To this, psychotherapy has an abrupt answer: It doesn’t work. What you’re calling ideals are really intoxicating untruths. Ideals make you drunk, and the hangover that follows is bitter. To use Wordsworth for a moment: “As high as we have mounted in delight/ In our dejection do we sink as low.” To which the therapist might reply: “As low? I’d say far lower.”

Ideals don’t work, says the therapist. If you follow the compassionate ideal, open your heart completely and say that there is no difference between you and others in the world, people will take advantage of you. And you’ll outrage your own sense of entitlement to the good things in life. You’ll see that your compassionate ministrations don’t do much good for others and that they wear you out.

You’ll discover too that subscribing to the heroic ideal may well get you killed or maimed in a war that is unjust. When you come home, if you come home, people will treat you with indifference and maybe even disdain. What a sucker you were. And the deep motivation of so-called heroes, Freud tells us, is not really courage; it is the narcissistic belief that though others may well be doomed to die, you are immortal.

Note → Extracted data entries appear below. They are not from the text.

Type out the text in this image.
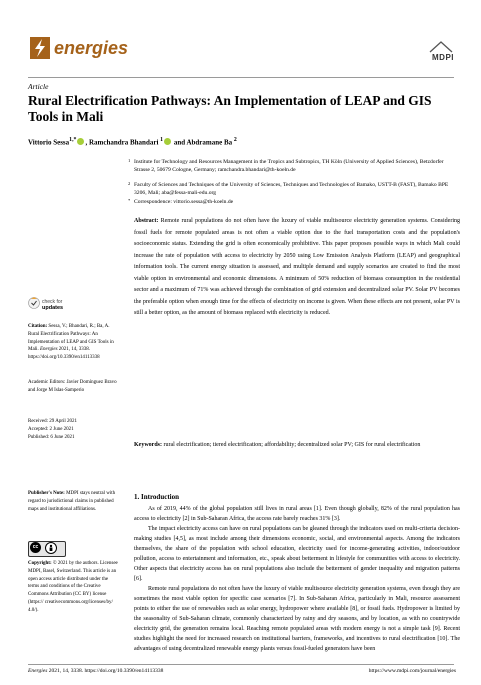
energies	MDPI
Article
Rural Electrification Pathways: An Implementation of LEAP and GIS Tools in Mali
Vittorio Sessa$^{1,*}$ , Ramchandra Bhandari $^1$ and Abdramane Ba $^2$
1 Institute for Technology and Resources Management in the Tropics and Subtropics, TH Köln (University of Applied Sciences), Betzdorfer Strasse 2, 50679 Cologne, Germany; ramchandra.bhandari@th-koeln.de
2 Faculty of Sciences and Techniques of the University of Sciences, Techniques and Technologies of Bamako, USTT-B (FAST), Bamako BPE 3206, Mali; aba@fessa-mali-edu.org
* Correspondence: vittorio.sessa@th-koeln.de
Abstract: Remote rural populations do not often have the luxury of viable multisource electricity generation systems. Considering fossil fuels for remote populated areas is not often a viable option due to the fuel transportation costs and the population's socioeconomic status. Extending the grid is often economically prohibitive. This paper proposes possible ways in which Mali could increase the rate of population with access to electricity by 2050 using Low Emission Analysis Platform (LEAP) and geographical information tools. The current energy situation is assessed, and multiple demand and supply scenarios are created to find the most viable option in environmental and economic dimensions. A minimum of 50% reduction of biomass consumption in the residential sector and a maximum of 71% was achieved through the combination of grid extension and decentralized solar PV. Solar PV becomes the preferable option when enough time for the effects of electricity on income is given. When these effects are not present, solar PV is still a better option, as the amount of biomass replaced with electricity is reduced.
Keywords: rural electrification; tiered electrification; affordability; decentralized solar PV; GIS for rural electrification
1. Introduction

As of 2019, 44% of the global population still lives in rural areas [1]. Even though globally, 82% of the rural population has access to electricity [2] in Sub-Saharan Africa, the access rate barely reaches 31% [3].

The impact electricity access can have on rural populations can be gleaned through the indicators used on multi-criteria decision-making studies [4,5], as most include among their dimensions economic, social, and environmental aspects. Among the indicators themselves, the share of the population with school education, electricity used for income-generating activities, indoor/outdoor pollution, access to entertainment and information, etc., speak about betterment in lifestyle for communities with access to electricity. Other aspects that electricity access has on rural populations also include the betterment of gender inequality and migration patterns [6].

Remote rural populations do not often have the luxury of viable multisource electricity generation systems, even though they are sometimes the most viable option for specific case scenarios [7]. In Sub-Saharan Africa, particularly in Mali, resource assessment points to either the use of renewables such as solar energy, hydropower where available [8], or fossil fuels. Hydropower is limited by the seasonality of Sub-Saharan climate, commonly characterized by rainy and dry seasons, and by location, as with no countrywide electricity grid, the generation remains local. Reaching remote populated areas with modern energy is not a simple task [9]. Recent studies highlight the need for increased research on institutional barriers, frameworks, and incentives to rural electrification [10]. The advantages of using decentralized renewable energy plants versus fossil-fueled generators have been

check for
updates
Citation: Sessa, V.; Bhandari, R.; Ba, A. Rural Electrification Pathways: An Implementation of LEAP and GIS Tools in Mali. Energies 2021, 14, 3338. https://doi.org/10.3390/en14113338
Academic Editors: Javier Domínguez Bravo and Jorge M Islas-Samperio
Received: 29 April 2021
Accepted: 2 June 2021
Published: 6 June 2021
Publisher's Note: MDPI stays neutral with regard to jurisdictional claims in published maps and institutional affiliations.
cc
Copyright: © 2021 by the authors. Licensee MDPI, Basel, Switzerland. This article is an open access article distributed under the terms and conditions of the Creative Commons Attribution (CC BY) license (https:// creativecommons.org/licenses/by/ 4.0/).
Energies 2021, 14, 3338. https://doi.org/10.3390/en14113338	https://www.mdpi.com/journal/energies
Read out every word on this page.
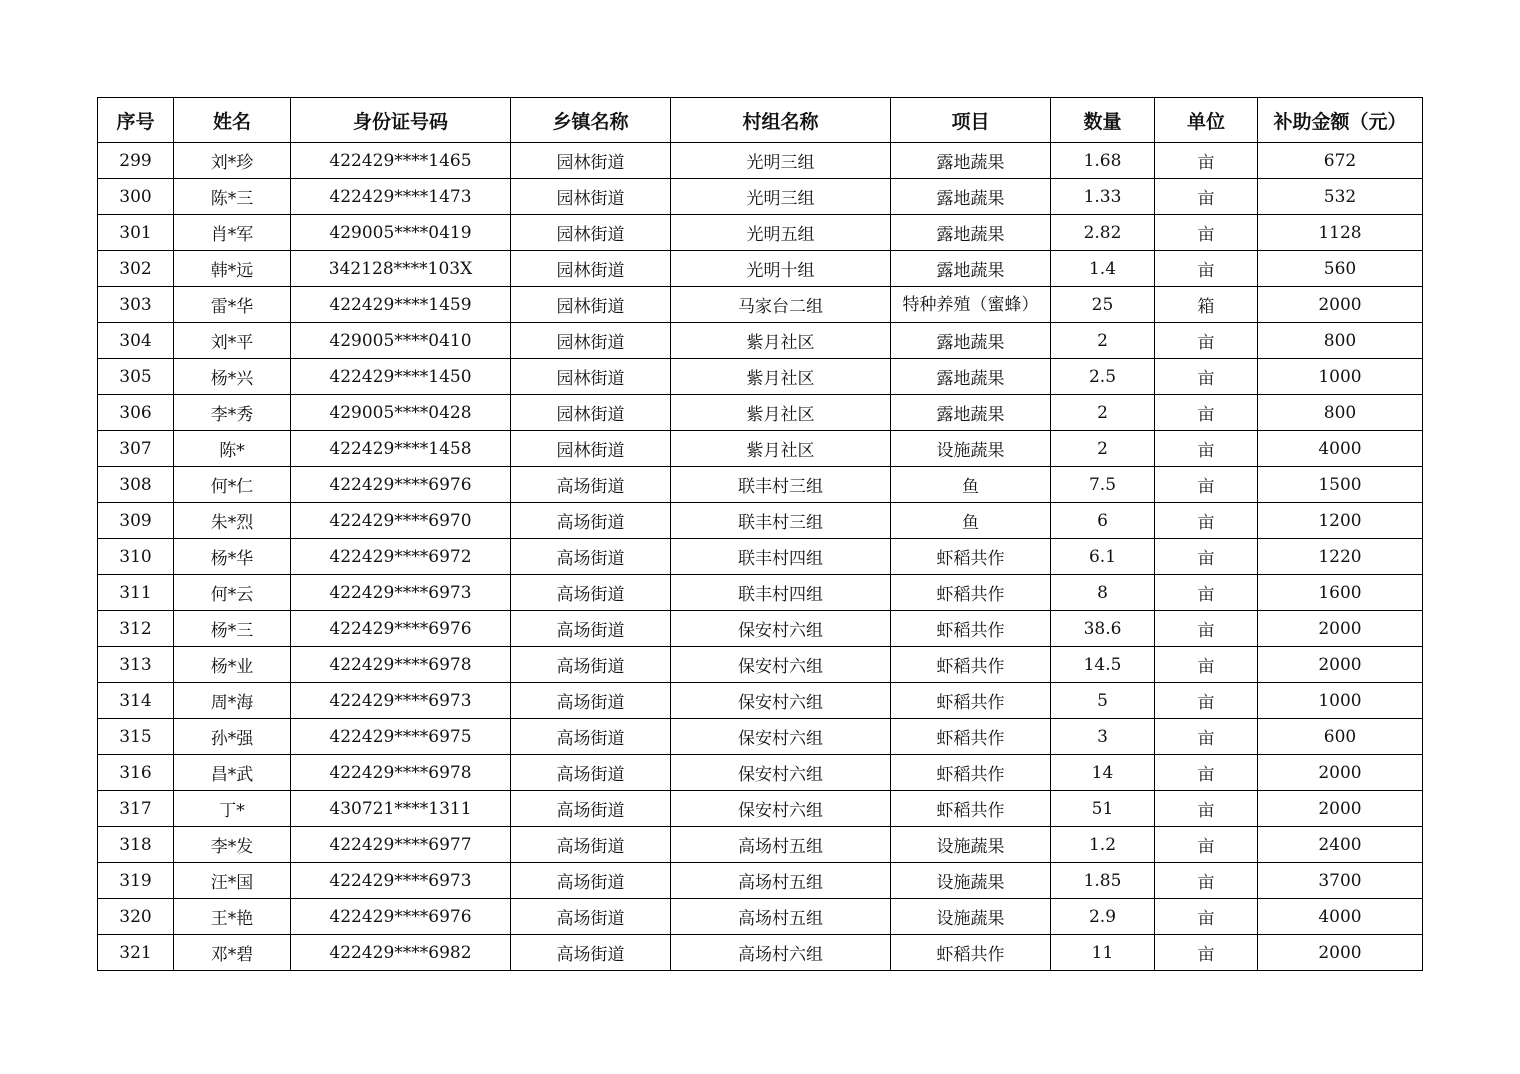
序号	姓名	身份证号码	乡镇名称	村组名称	项目	数量	单位	补助金额（元）
299	刘*珍	422429****1465	园林街道	光明三组	露地蔬果	1.68	亩	672
300	陈*三	422429****1473	园林街道	光明三组	露地蔬果	1.33	亩	532
301	肖*军	429005****0419	园林街道	光明五组	露地蔬果	2.82	亩	1128
302	韩*远	342128****103X	园林街道	光明十组	露地蔬果	1.4	亩	560
303	雷*华	422429****1459	园林街道	马家台二组	特种养殖（蜜蜂）	25	箱	2000
304	刘*平	429005****0410	园林街道	紫月社区	露地蔬果	2	亩	800
305	杨*兴	422429****1450	园林街道	紫月社区	露地蔬果	2.5	亩	1000
306	李*秀	429005****0428	园林街道	紫月社区	露地蔬果	2	亩	800
307	陈*	422429****1458	园林街道	紫月社区	设施蔬果	2	亩	4000
308	何*仁	422429****6976	高场街道	联丰村三组	鱼	7.5	亩	1500
309	朱*烈	422429****6970	高场街道	联丰村三组	鱼	6	亩	1200
310	杨*华	422429****6972	高场街道	联丰村四组	虾稻共作	6.1	亩	1220
311	何*云	422429****6973	高场街道	联丰村四组	虾稻共作	8	亩	1600
312	杨*三	422429****6976	高场街道	保安村六组	虾稻共作	38.6	亩	2000
313	杨*业	422429****6978	高场街道	保安村六组	虾稻共作	14.5	亩	2000
314	周*海	422429****6973	高场街道	保安村六组	虾稻共作	5	亩	1000
315	孙*强	422429****6975	高场街道	保安村六组	虾稻共作	3	亩	600
316	昌*武	422429****6978	高场街道	保安村六组	虾稻共作	14	亩	2000
317	丁*	430721****1311	高场街道	保安村六组	虾稻共作	51	亩	2000
318	李*发	422429****6977	高场街道	高场村五组	设施蔬果	1.2	亩	2400
319	汪*国	422429****6973	高场街道	高场村五组	设施蔬果	1.85	亩	3700
320	王*艳	422429****6976	高场街道	高场村五组	设施蔬果	2.9	亩	4000
321	邓*碧	422429****6982	高场街道	高场村六组	虾稻共作	11	亩	2000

As to the Platonic desire to know the truth for all time, it is also a form of narcissism, a prideful aspiration. Psychoanalysis even has a name for it: epistemophilia. (Worse than the flu, no doubt.) Though Freud himself may have had a touch of this malady, it is clear that psychotherapy overall considers the claim to know all that is truly worth knowing to be at least on the border of pathology.

Who is right, the idealists or the therapists?

Well, if you judge by our present cultural climate, you would have to say that the therapists are. Though surely there are people who commit themselves to being compassionate, or being brave, or getting at the truth, most people in the West do not. They seek a decent life that is reasonably prosperous and secure and is oriented to family and stability. They try to balance their desires. Even if they don’t use psychoanalytical terms, I think it is fair to say that they try to do a little something every day for the id and for the superego and for the ego. The psyche, says Carl Jung, must learn how to make deals.

The idealist is the one who will not make deals. He puts all his resources on one spot — courage or compassion or truth — and then goes for it. He may triumph. He may crash and burn. He may, in time, do both.

What the great tradition of Plato and Homer and Buddha and the rest tells us is that the measured, modulated life is not for everyone. Some of us need to risk more in order to gain more: “spending for vast returns,” as Whitman said. Certain people who are deprived of the chance to do so will grow weary and sick of life. They need to play for higher stakes than most of their contemporaries.

This game is not for everyone, to be sure. Many of us, perhaps most, need the life of the balanced self. This is the life that therapists have done a great deal to make available to us. But when the therapist says that ideals are a form of pathology, then I think he is overreaching, cutting off chances for people and maybe even contributing something to making them ill in spirit.

I told my perceptive questioner all this, or something much like it. He sat down and smiled a therapist’s benevolent smile, secure no doubt that in time, I would learn.

But then again, maybe he will.

Mark Edmundson, a professor of English at the University of Virginia, is the author of “Self and Soul: A Defense of Ideals.”